Con esta inyección de saludable dosis de calma, hay que disponerse a bucear en el misticismo de la que antaño fue conocida como la ciudad de los mil templos. Cuentan que Luang Prabang llegó a acoger hasta un millar, si bien hoy son solo 33 los que dan cobijo a los casi 3.000 monjes que forman parte del paisaje humano como presencias llamativas y silentes.
Una ruta sagrada
Son templos al más puro estilo laosiano, con tejados curvos, fachadas doradas, paneles de teca y columnas bermellón. Algunos, como Wat Xieng Thong, figuran entre los más hermosos de Asia: un conjunto de capillas, stupas y viviendas monacales, con tejados que descienden hasta el suelo e impactantes interiores. Las contenidas dimensiones de la ciudad hacen que, a pie o en bicicleta, se pueda emprender una apacible ruta entre estas joyas históricas. Descubrir, por ejemplo, el Wat Wisunarat, con su colección de Budas dorados que extienden los brazos para llamar a la lluvia. También el Wat Aham, pequeño y colorido. O el Wat Mai, profusamente decorado. O el Wat Choumkhong, con su bello jardín de poinsettias o flores de pascua.
Así, el trayecto culmina en el Palacio Real, la mayor gloria arquitectónica. Un complejo que incluye el Museo Nacional, el Teatro Real y el magnífico Wat Ho Pha Bang, un templo aupado sobre una escalinata y diseñado para albergar una de las imágenes de Buda más reverenciadas del mundo.
Las luces de la noche
No hay otra ciudad con atardeceres tan sangrientos como los de Luang Prabang. Especialmente si se contemplan desde el monte Phu Si, al que se accede tras superar los 328 escalones que trepan hasta una altura de cien metros. En la cima, dominando el valle, aguarda un nuevo templo, el Wat That Chom Si, que emerge como un faro con unas vistas prodigiosas: las de la ciudad silenciosa, cobijada entre los cauces fluviales.
Pero nada hay como asistir al crepúsculo desde las achocolatadas aguas del Mekong a bordo de un barco de madera sobre el que se admira al sol ocultándose tras las montañas. Estas travesías que remontan el río también pueden realizarse a plena luz del día en dirección a las cuevas de Pak Ocu, talladas en acantilados calizos. Al paso de los pueblos ribereños, se podrá ver a los buscadores de oro, revolviendo la arena de la orilla con sus grandes tablas de madera.
Pero volviendo a la noche de Luang Prabang, hay una visita imprescindible: la del Night Market. Puede que sea el más tranquilo del continente. Emplazado en la calle principal, a los pies del Palacio Real, es el sitio ideal para probar la comida callejera y adquirir bonitos recuerdos como pañuelos de seda, lámparas de bambú o mantas del pueblo hmong. Aunque lo más valioso que uno se lleva es la serenidad del lugar, que no ocupa hueco en la maleta.

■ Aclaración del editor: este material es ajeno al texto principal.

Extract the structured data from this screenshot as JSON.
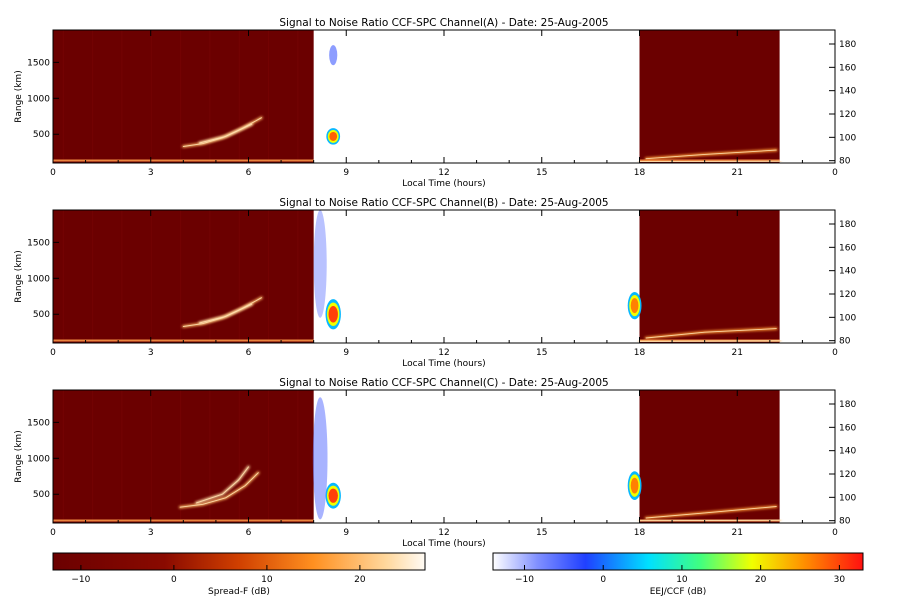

Como las propias aguas del Mekong, Luang Prabang es un lugar atemporal. Una ciudad detenida en otra dimensión donde la vida discurre silenciosa y discreta, como sin molestar. Ajena a los dictados de la modernidad, todo aquí es de una reconfortante sencillez, la misma que sus países vecinos perdieron a golpe de progreso. Lejos del turismo masivo, de la vida nocturna estridente, de la urbanización desmedida, esta joya de Laos es un oasis de serenidad dentro del trasiego sobresaturado del sudeste asiático.